Sevgili Ahmet, AKP-MHP ittifakını biliyor ve tanıyorum, ama CHP demokrasi ittifakını engelliyor. Dağınık kaldıkça halk “ ehveni şer” diyerek CHP yöneliyor. İktidar olma hedefi vizyonu yok, AKP ile danışıklı dövüş sürüyor gibime geliyor. Acı olan uzun süre HDP de durumu idare etmeciliği oynadı. Son günlerde silkelenmiş görünüyor. Halkla daha çok buluşması gerekiyor. Tüm STÖ leri ile çevrelerle , partilerle demokrasi ittifakını kurmalıdır. Toplumun alternatif gücü olduğunu, projeleri ile gösterebilmelidir. Kadınların , gençlerin , ötekilerin , engellilerin, ekolojistleri, hayvanseverleri, inanç sahiplerinin kürdün, türkün, yaşlının, aydının partisi olduğunu ve yan yana yürüyebilmelidir. Yaratılan korku imparatorluğun yerine , cesareti, umudu, sevgiyi ortaklaşma duygusunu tartışmalı. İyi bilirsinki, bir ortama girdiğinde gülerek coşkuyla günaydın de, karşıdakide gülerek , coşkuyla cevap verir, esnersen esner.
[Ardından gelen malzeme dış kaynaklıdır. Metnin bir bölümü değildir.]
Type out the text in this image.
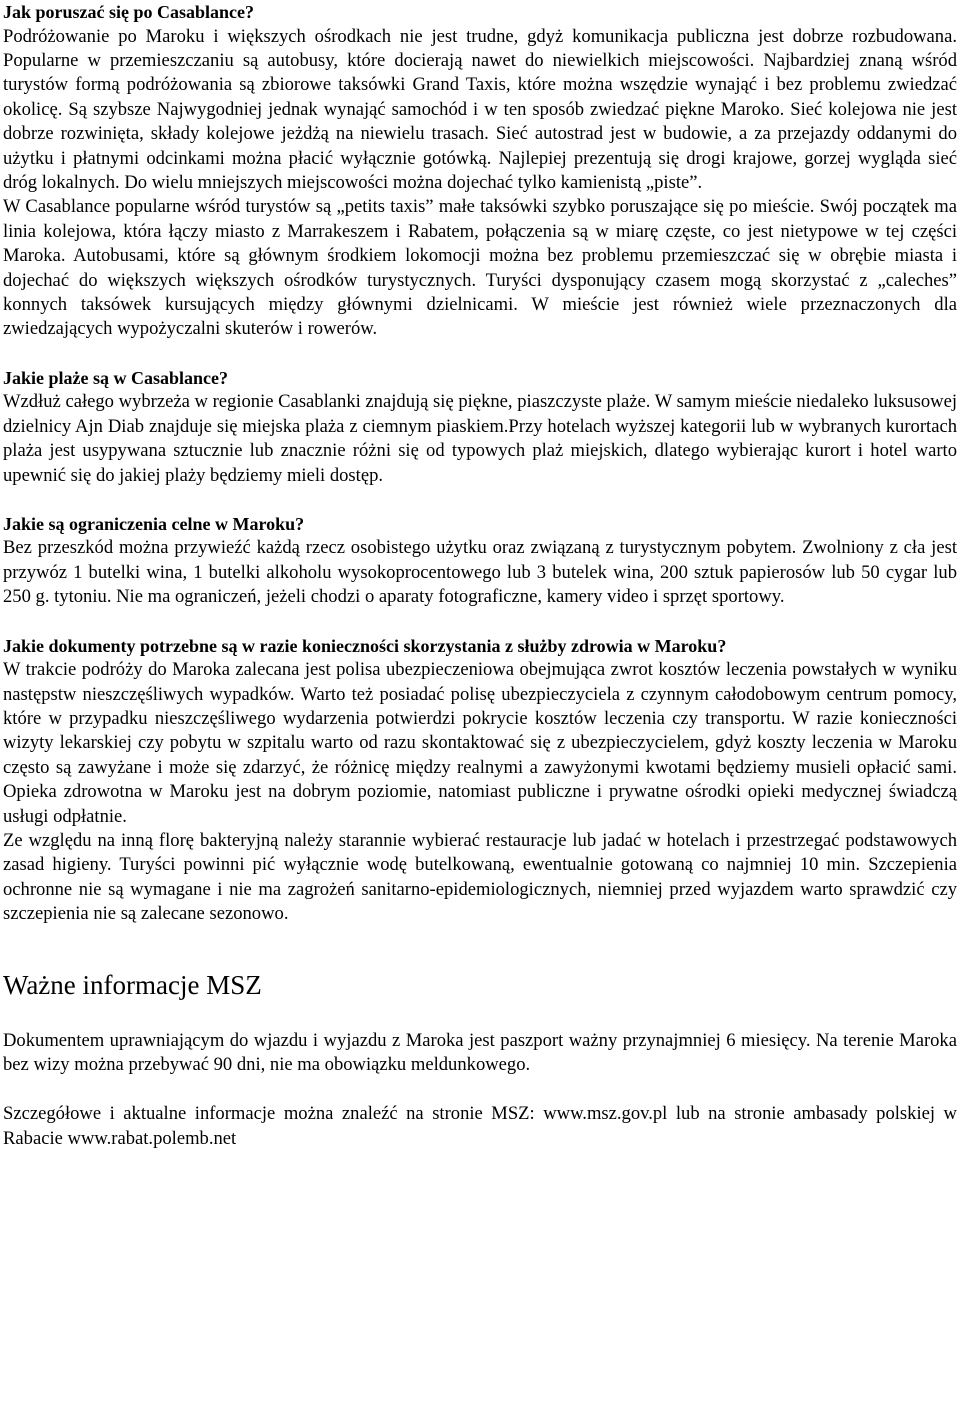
Jak poruszać się po Casablance?

Podróżowanie po Maroku i większych ośrodkach nie jest trudne, gdyż komunikacja publiczna jest dobrze rozbudowana. Popularne w przemieszczaniu są autobusy, które docierają nawet do niewielkich miejscowości. Najbardziej znaną wśród turystów formą podróżowania są zbiorowe taksówki Grand Taxis, które można wszędzie wynająć i bez problemu zwiedzać okolicę. Są szybsze Najwygodniej jednak wynająć samochód i w ten sposób zwiedzać piękne Maroko. Sieć kolejowa nie jest dobrze rozwinięta, składy kolejowe jeżdżą na niewielu trasach. Sieć autostrad jest w budowie, a za przejazdy oddanymi do użytku i płatnymi odcinkami można płacić wyłącznie gotówką. Najlepiej prezentują się drogi krajowe, gorzej wygląda sieć dróg lokalnych. Do wielu mniejszych miejscowości można dojechać tylko kamienistą „piste”.

W Casablance popularne wśród turystów są „petits taxis” małe taksówki szybko poruszające się po mieście. Swój początek ma linia kolejowa, która łączy miasto z Marrakeszem i Rabatem, połączenia są w miarę częste, co jest nietypowe w tej części Maroka. Autobusami, które są głównym środkiem lokomocji można bez problemu przemieszczać się w obrębie miasta i dojechać do większych większych ośrodków turystycznych. Turyści dysponujący czasem mogą skorzystać z „caleches” konnych taksówek kursujących między głównymi dzielnicami. W mieście jest również wiele przeznaczonych dla zwiedzających wypożyczalni skuterów i rowerów.

Jakie plaże są w Casablance?

Wzdłuż całego wybrzeża w regionie Casablanki znajdują się piękne, piaszczyste plaże. W samym mieście niedaleko luksusowej dzielnicy Ajn Diab znajduje się miejska plaża z ciemnym piaskiem.Przy hotelach wyższej kategorii lub w wybranych kurortach plaża jest usypywana sztucznie lub znacznie różni się od typowych plaż miejskich, dlatego wybierając kurort i hotel warto upewnić się do jakiej plaży będziemy mieli dostęp.

Jakie są ograniczenia celne w Maroku?

Bez przeszkód można przywieźć każdą rzecz osobistego użytku oraz związaną z turystycznym pobytem. Zwolniony z cła jest przywóz 1 butelki wina, 1 butelki alkoholu wysokoprocentowego lub 3 butelek wina, 200 sztuk papierosów lub 50 cygar lub 250 g. tytoniu. Nie ma ograniczeń, jeżeli chodzi o aparaty fotograficzne, kamery video i sprzęt sportowy.

Jakie dokumenty potrzebne są w razie konieczności skorzystania z służby zdrowia w Maroku?

W trakcie podróży do Maroka zalecana jest polisa ubezpieczeniowa obejmująca zwrot kosztów leczenia powstałych w wyniku następstw nieszczęśliwych wypadków. Warto też posiadać polisę ubezpieczyciela z czynnym całodobowym centrum pomocy, które w przypadku nieszczęśliwego wydarzenia potwierdzi pokrycie kosztów leczenia czy transportu. W razie konieczności wizyty lekarskiej czy pobytu w szpitalu warto od razu skontaktować się z ubezpieczycielem, gdyż koszty leczenia w Maroku często są zawyżane i może się zdarzyć, że różnicę między realnymi a zawyżonymi kwotami będziemy musieli opłacić sami. Opieka zdrowotna w Maroku jest na dobrym poziomie, natomiast publiczne i prywatne ośrodki opieki medycznej świadczą usługi odpłatnie.

Ze względu na inną florę bakteryjną należy starannie wybierać restauracje lub jadać w hotelach i przestrzegać podstawowych zasad higieny. Turyści powinni pić wyłącznie wodę butelkowaną, ewentualnie gotowaną co najmniej 10 min. Szczepienia ochronne nie są wymagane i nie ma zagrożeń sanitarno-epidemiologicznych, niemniej przed wyjazdem warto sprawdzić czy szczepienia nie są zalecane sezonowo.

Ważne informacje MSZ

Dokumentem uprawniającym do wjazdu i wyjazdu z Maroka jest paszport ważny przynajmniej 6 miesięcy. Na terenie Maroka bez wizy można przebywać 90 dni, nie ma obowiązku meldunkowego.

Szczegółowe i aktualne informacje można znaleźć na stronie MSZ: www.msz.gov.pl lub na stronie ambasady polskiej w Rabacie www.rabat.polemb.net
Demeki duygular bulaşıcıdır, önce sen umut ver, cesur, sevgiyle dolu olacaksın, bir bakmışsınki kelebek etkisi ”Bugün Pekinde kanatlarını çırpan bir kelebeğin havada oluşturduğu dalgaların gelecek ay Newyork’ta fırtınaya dönüşmesi”. Tamda burada, kaos dönemlerinin en önemli özelliği de, girdiklerinde küçük küçük farkların, çıktıklarında yerini akıl almaz büyüklükteki farklara bırakabilmesidir. Hiç kimse süpermen değildir, bizler sade bireyleriz. Bilinçli ama sorumluluğunun en üst seviyede yapabileceklerimiz çok ciddi değişimlere yol açacaktır. İnancın umudun karşısında durabilecek bir güç yoktur. Bu yaşanıır bir dünya derdi olan hepimiz için geçerlidir. Unutulmaması gereken, maddi yoksuluk kötüdür ama ruhsal yoksullukla birleşirse ise öldürür.